The article states that financial observers have opined that they, "welcome the decision of the supermarkets to exploit what they see as the shoddy service offered by many banks and to provide, via 24-hour banking with no branches, a simple, if impersonal financial service."
Did the banks not see it coming? Did they not realise that the introduction of the ATM machine put their customers out on the street? Did it never dawn on them that the best way to destroy customer loyalty is to put a customer out in the cold?
For many bank customers today the only interaction they have with a bank is through a machine on the street. It doesn't even have to be a machine that's owned by the bank; it can have a competitors name over it. So, if it's all that mechanistic, if it's all that cold and formalised, why on earth should anyone have any loyalty?

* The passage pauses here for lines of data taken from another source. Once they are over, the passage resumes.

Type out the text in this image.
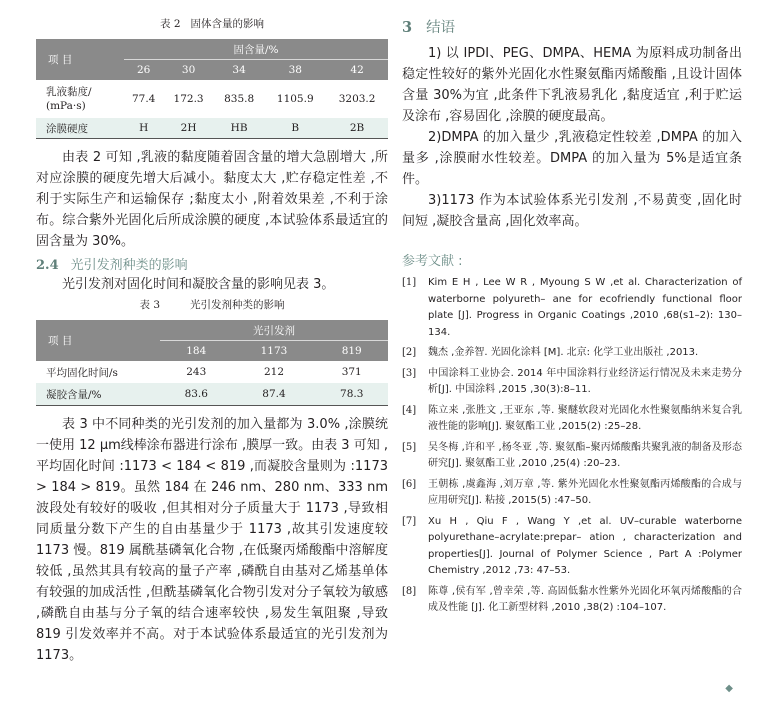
表 2 固体含量的影响
项 目	固含量/%				
	26	30	34	38	42
乳液黏度/
(mPa·s)	77.4	172.3	835.8	1105.9	3203.2
涂膜硬度	H	2H	HB	B	2B

由表 2 可知 ,乳液的黏度随着固含量的增大急剧增大 ,所对应涂膜的硬度先增大后减小。黏度太大 ,贮存稳定性差 ,不利于实际生产和运输保存 ;黏度太小 ,附着效果差 ,不利于涂布。综合紫外光固化后所成涂膜的硬度 ,本试验体系最适宜的固含量为 30%。

2.4 光引发剂种类的影响

光引发剂对固化时间和凝胶含量的影响见表 3。

表 3	光引发剂种类的影响
项 目	光引发剂		
	184	1173	819
平均固化时间/s	243	212	371
凝胶含量/%	83.6	87.4	78.3

表 3 中不同种类的光引发剂的加入量都为 3.0% ,涂膜统一使用 12 μm线棒涂布器进行涂布 ,膜厚一致。由表 3 可知 ,平均固化时间 :1173 < 184 < 819 ,而凝胶含量则为 :1173 > 184 > 819。虽然 184 在 246 nm、280 nm、333 nm 波段处有较好的吸收 ,但其相对分子质量大于 1173 ,导致相同质量分数下产生的自由基量少于 1173 ,故其引发速度较 1173 慢。819 属酰基磷氧化合物 ,在低聚丙烯酸酯中溶解度较低 ,虽然其具有较高的量子产率 ,磷酰自由基对乙烯基单体有较强的加成活性 ,但酰基磷氧化合物引发对分子氧较为敏感 ,磷酰自由基与分子氧的结合速率较快 ,易发生氧阻聚 ,导致 819 引发效率并不高。对于本试验体系最适宜的光引发剂为 1173。

3 结语

1) 以 IPDI、PEG、DMPA、HEMA 为原料成功制备出稳定性较好的紫外光固化水性聚氨酯丙烯酸酯 ,且设计固体含量 30%为宜 ,此条件下乳液易乳化 ,黏度适宜 ,利于贮运及涂布 ,容易固化 ,涂膜的硬度最高。

2)DMPA 的加入量少 ,乳液稳定性较差 ,DMPA 的加入量多 ,涂膜耐水性较差。DMPA 的加入量为 5%是适宜条件。

3)1173 作为本试验体系光引发剂 ,不易黄变 ,固化时间短 ,凝胶含量高 ,固化效率高。

参考文献 :
[1]	Kim E H , Lee W R , Myoung S W ,et al. Characterization of waterborne polyureth– ane for ecofriendly functional floor plate [J]. Progress in Organic Coatings ,2010 ,68(s1–2): 130–134.
[2]	魏杰 ,金养智. 光固化涂料 [M]. 北京: 化学工业出版社 ,2013.
[3]	中国涂料工业协会. 2014 年中国涂料行业经济运行情况及未来走势分析[J]. 中国涂料 ,2015 ,30(3):8–11.
[4]	陈立来 ,张胜文 ,王亚东 ,等. 聚醚软段对光固化水性聚氨酯纳米复合乳液性能的影响[J]. 聚氨酯工业 ,2015(2) :25–28.
[5]	吴冬梅 ,许和平 ,杨冬亚 ,等. 聚氨酯–聚丙烯酸酯共聚乳液的制备及形态研究[J]. 聚氨酯工业 ,2010 ,25(4) :20–23.
[6]	王朝栋 ,虞鑫海 ,刘万章 ,等. 紫外光固化水性聚氨酯丙烯酸酯的合成与应用研究[J]. 粘接 ,2015(5) :47–50.
[7]	Xu H , Qiu F , Wang Y ,et al. UV–curable waterborne polyurethane–acrylate:prepar– ation , characterization and properties[J]. Journal of Polymer Science , Part A :Polymer Chemistry ,2012 ,73: 47–53.
[8]	陈尊 ,侯有军 ,曾幸荣 ,等. 高固低黏水性紫外光固化环氧丙烯酸酯的合成及性能 [J]. 化工新型材料 ,2010 ,38(2) :104–107.
◆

Bank bank, supermarket bank, Microsoft bank - it's just a bank in the wall or on your computer screen.
For many years now, companies have been lured by the false promises of information technology. It was all about efficiency, all about cost cutting, all about taking people out of the equation. Of course, the end point was supposed to be more profit.
Unfortunately, technology is not nearly as efficient as it is sold to be. The paperless office and leisure society are absolute jokes - in fact, the opposite has occurred. "60% of annual corporate IT budgets go toward replacement of outdated equipment and increasingly frequent product replacement," according to Stephen Roach of Morgan Stanley.
Outsourcing - creating distance between you and your customer - is one of the computer's greatest achievements. Isn't it wonderful now how you don't have to get directly involved with all that messy sales and support stuff. You just outsource it. It's like a farmer who's an accountant who has outsourced the running of the farm.
Did it never dawn on these outsource fiends that companies are actually supposed to do something? Outsourcing is a bit like cutting your left leg off so that you can save money on food.
In this age of commoditisation, when every car is much the same as every other car, when every product has the same chip inside, one of the few really unique things a company can have is its relationships with its customers. Strong customer relationships are not simply about creating loyal customers. If the staff of your company are constantly talking and relating to your customers, then you have the ultimate market research system. You have your finger on the pulse of the marketplace, and in a world that is changing so rapidly, that's a very important place
to have your finger.
Companies today are so short-sighted they're laughable. Bankers are on the inside rubbing their hands that they have saved on staffing costs because the customer is on the outside walking past their door on the way to the supermarket to bank.